ADC trials carry the heaviest safety and PK endpoint burden, while monoclonal antibody trials most consistently keep ORR in the endpoint package. Small-molecule studies are more balanced between survival endpoints and response/durability endpoints.

What does the CTIS/EU submission mix imply for endpoint planning?

The 47-trial EU CTIS cohort was weighted toward 2024 authorizations, with 27/47 trials (57.4%) in 2024, 12/47 (25.5%) in 2025, and 8/47 (17.0%) in 2026. Across the CTIS period, Phase III submissions consistently used PFS/OS as the primary confirmatory anchor.

CTIS-authorized trials by year and phase
202427 trials · 17 Phase II / 10 Phase III
202512 trials · 7 Phase II / 5 Phase III
20268 trials · 5 Phase II / 3 Phase III
Year is based on first CTIS authorization date in the cohort files.
Interpretation

For sponsors preparing EU CTIS submissions in endometrial/uterine cancer, the practical benchmark is a two-layer package: ORR/safety for Phase II decision-making and PFS/OS for Phase III confirmation, with DOR, DCR, QoL, PK, ADA, and biomarker endpoints used as supporting evidence.

What adjacent endpoint questions can be answered from the same data?

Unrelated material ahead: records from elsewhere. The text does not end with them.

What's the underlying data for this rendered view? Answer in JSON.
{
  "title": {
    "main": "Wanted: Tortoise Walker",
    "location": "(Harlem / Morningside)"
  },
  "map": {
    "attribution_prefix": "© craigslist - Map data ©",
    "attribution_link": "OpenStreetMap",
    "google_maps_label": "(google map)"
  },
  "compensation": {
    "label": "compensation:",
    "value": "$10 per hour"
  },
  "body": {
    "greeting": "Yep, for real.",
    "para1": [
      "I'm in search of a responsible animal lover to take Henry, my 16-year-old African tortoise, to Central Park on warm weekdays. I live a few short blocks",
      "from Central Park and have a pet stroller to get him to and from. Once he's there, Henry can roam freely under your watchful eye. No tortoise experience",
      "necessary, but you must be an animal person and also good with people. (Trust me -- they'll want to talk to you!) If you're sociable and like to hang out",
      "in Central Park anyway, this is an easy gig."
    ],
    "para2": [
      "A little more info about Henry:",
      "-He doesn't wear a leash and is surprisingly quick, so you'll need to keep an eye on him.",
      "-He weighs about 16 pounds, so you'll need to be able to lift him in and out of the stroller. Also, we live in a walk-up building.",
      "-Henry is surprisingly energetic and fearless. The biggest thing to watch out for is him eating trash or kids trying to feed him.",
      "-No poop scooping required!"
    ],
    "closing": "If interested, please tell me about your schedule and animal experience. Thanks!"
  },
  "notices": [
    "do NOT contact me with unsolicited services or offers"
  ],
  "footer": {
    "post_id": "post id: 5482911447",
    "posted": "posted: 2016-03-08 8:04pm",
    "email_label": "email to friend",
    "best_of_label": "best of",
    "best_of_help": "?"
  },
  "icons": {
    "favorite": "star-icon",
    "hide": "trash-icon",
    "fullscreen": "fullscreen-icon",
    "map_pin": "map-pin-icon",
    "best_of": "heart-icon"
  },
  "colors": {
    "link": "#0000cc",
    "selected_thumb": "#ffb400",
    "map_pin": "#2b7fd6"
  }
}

The same endpoint data also show how often trials include patient-reported outcomes, biomarker endpoints, and explicitly exploratory endpoint packages.

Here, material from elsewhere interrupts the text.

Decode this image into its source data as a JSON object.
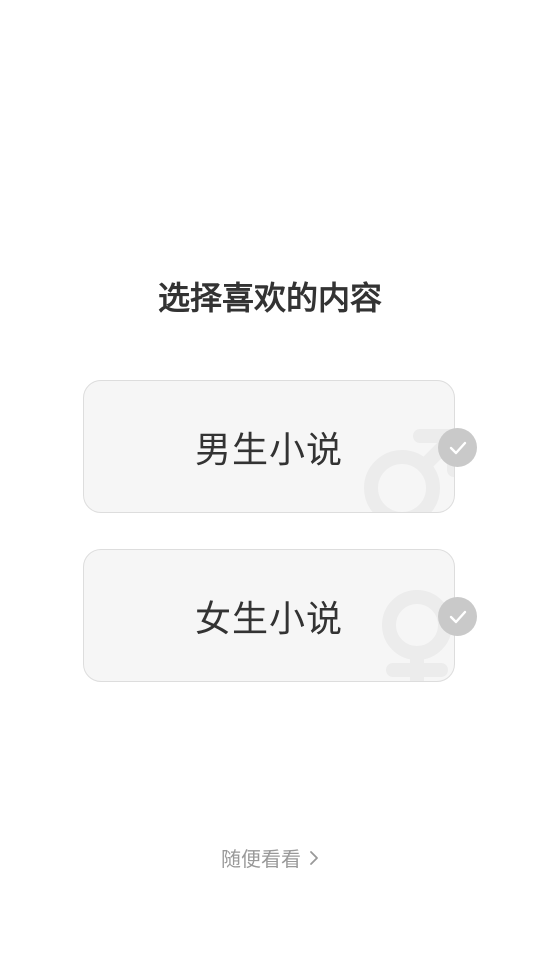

Additional endpoint signals
15 / 47
QoL / PRO
Patient-reported outcomes appeared in secondary endpoint packages in 31.9% of trials.
9 / 47
Biomarker / PD
Biomarker or pharmacodynamic endpoints appeared in 19.1% of trials.
1 / 47
Exploratory-labelled
Only one trial explicitly separated exploratory endpoints, focused on pathology and tissue analysis.
PRO = patient-reported outcome; PD = pharmacodynamic.
Interpretation

QoL has become a meaningful secondary endpoint layer, especially in Phase III where it appeared in 10/18 trials (55.6%). Exploratory endpoints were rarely labelled as such, so biomarker work is usually embedded inside secondary endpoint packages rather than separated into an exploratory section.

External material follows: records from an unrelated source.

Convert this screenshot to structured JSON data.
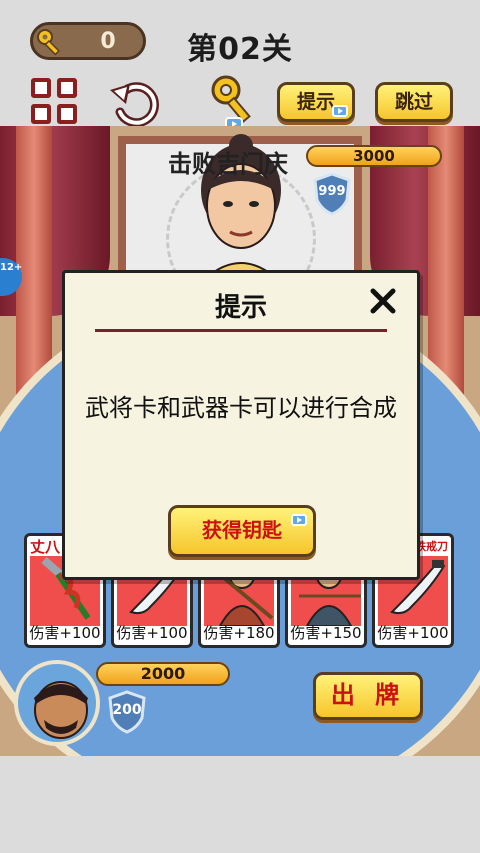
{
  "header": {
    "key_count": "0",
    "level_title": "第02关",
    "hint_label": "提示",
    "skip_label": "跳过"
  },
  "enemy": {
    "name": "击败吉门庆",
    "hp": "3000",
    "armor": "999"
  },
  "age_badge": "12+",
  "cards": [
    {
      "name": "丈八",
      "damage": "伤害+100",
      "icon": "spear-weapon"
    },
    {
      "name": "",
      "damage": "伤害+100",
      "icon": "blade-weapon"
    },
    {
      "name": "",
      "damage": "伤害+180",
      "icon": "general-warrior"
    },
    {
      "name": "",
      "damage": "伤害+150",
      "icon": "general-archer"
    },
    {
      "name": "铁戒刀",
      "damage": "伤害+100",
      "icon": "blade-weapon"
    }
  ],
  "player": {
    "hp": "2000",
    "armor": "200",
    "play_label": "出 牌"
  },
  "dialog": {
    "title": "提示",
    "message": "武将卡和武器卡可以进行合成",
    "button_label": "获得钥匙"
  },
  "colors": {
    "accent_yellow": "#f6c52b",
    "title_red": "#cc1111",
    "curtain": "#7a1f2e",
    "floor_blue": "#6a9fd9"
  }
}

Definitions used in this report

ORR = objective response rate; PFS = progression-free survival; OS = overall survival; DOR = duration of response; DCR = disease control rate; QoL = quality of life; PRO = patient-reported outcome; PK = pharmacokinetics; ADA = anti-drug antibody; ADC = antibody-drug conjugate; CTIS = Clinical Trials Information System.